A l’origine de ces perturbations : les douaniers du tunnel sous la manche qui à l’appel d’une intersyndicale, ont décidé d’accentuer leurs contrôles sur les poids lourds afin de manifester leur mécontentement. Ils souhaitent ainsi montrer à quoi ressemblera un contrôle douanier une fois que le Brexit aura été mis en application le 29 mars prochain.
« C'est une grève qui peut durer longtemps parce que les agents ne font que leur travail », a affirmé Vincent Thomazo, secrétaire général Unsa-Douanes. « La grève continuera jusqu'à ce qu'on obtienne satisfaction auprès du ministère, un certain nombre de revendications ont été posées, comme l'amélioration du pouvoir d'achat des douaniers, une augmentation d'effectifs et des moyens pour le Brexit parce que nous ne sommes absolument pas prêts », a-t-il ajouté.
Rodolphe Gintz, Directeur Général de la DGDDI (Direction Générale des Douanes et des Droits Indirects), a voulu se montrer rassurant lundi à travers son tweet : « J’ai lu avec étonnement que la « grève du zèle » à Calais préfigure ce que sera le #Brexit.

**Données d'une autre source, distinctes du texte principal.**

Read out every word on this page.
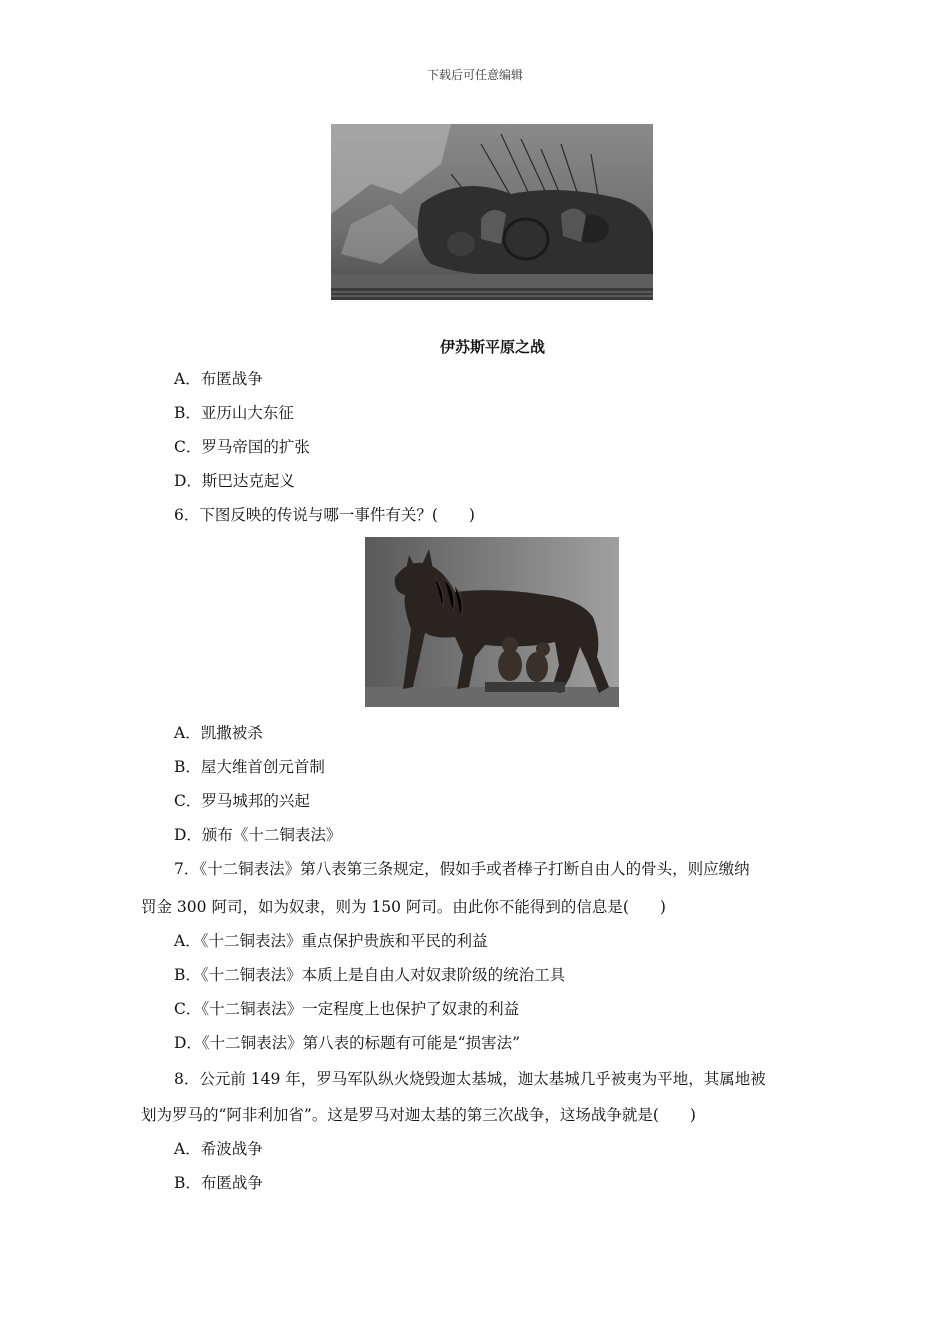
下载后可任意编辑
伊苏斯平原之战
A．布匿战争
B．亚历山大东征
C．罗马帝国的扩张
D．斯巴达克起义
6．下图反映的传说与哪一事件有关？(　　)
A．凯撒被杀
B．屋大维首创元首制
C．罗马城邦的兴起
D．颁布《十二铜表法》
7．《十二铜表法》第八表第三条规定，假如手或者棒子打断自由人的骨头，则应缴纳
罚金 300 阿司，如为奴隶，则为 150 阿司。由此你不能得到的信息是(　　)
A．《十二铜表法》重点保护贵族和平民的利益
B．《十二铜表法》本质上是自由人对奴隶阶级的统治工具
C．《十二铜表法》一定程度上也保护了奴隶的利益
D．《十二铜表法》第八表的标题有可能是“损害法”
8．公元前 149 年，罗马军队纵火烧毁迦太基城，迦太基城几乎被夷为平地，其属地被
划为罗马的“阿非利加省”。这是罗马对迦太基的第三次战争，这场战争就是(　　)
A．希波战争
B．布匿战争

Je rassure : 1) nous serons prêts le 29 mars 2) l’objectif est de protéger le territoire français, pas de contrôler ce qui sort 3) la fluidité et la sécurité du trafic est notre priorité ». Par ailleurs, le directeur a précisé que des effectifs supplémentaires – soit 267 douaniers – seront mobilisés dans les Hauts-de-France.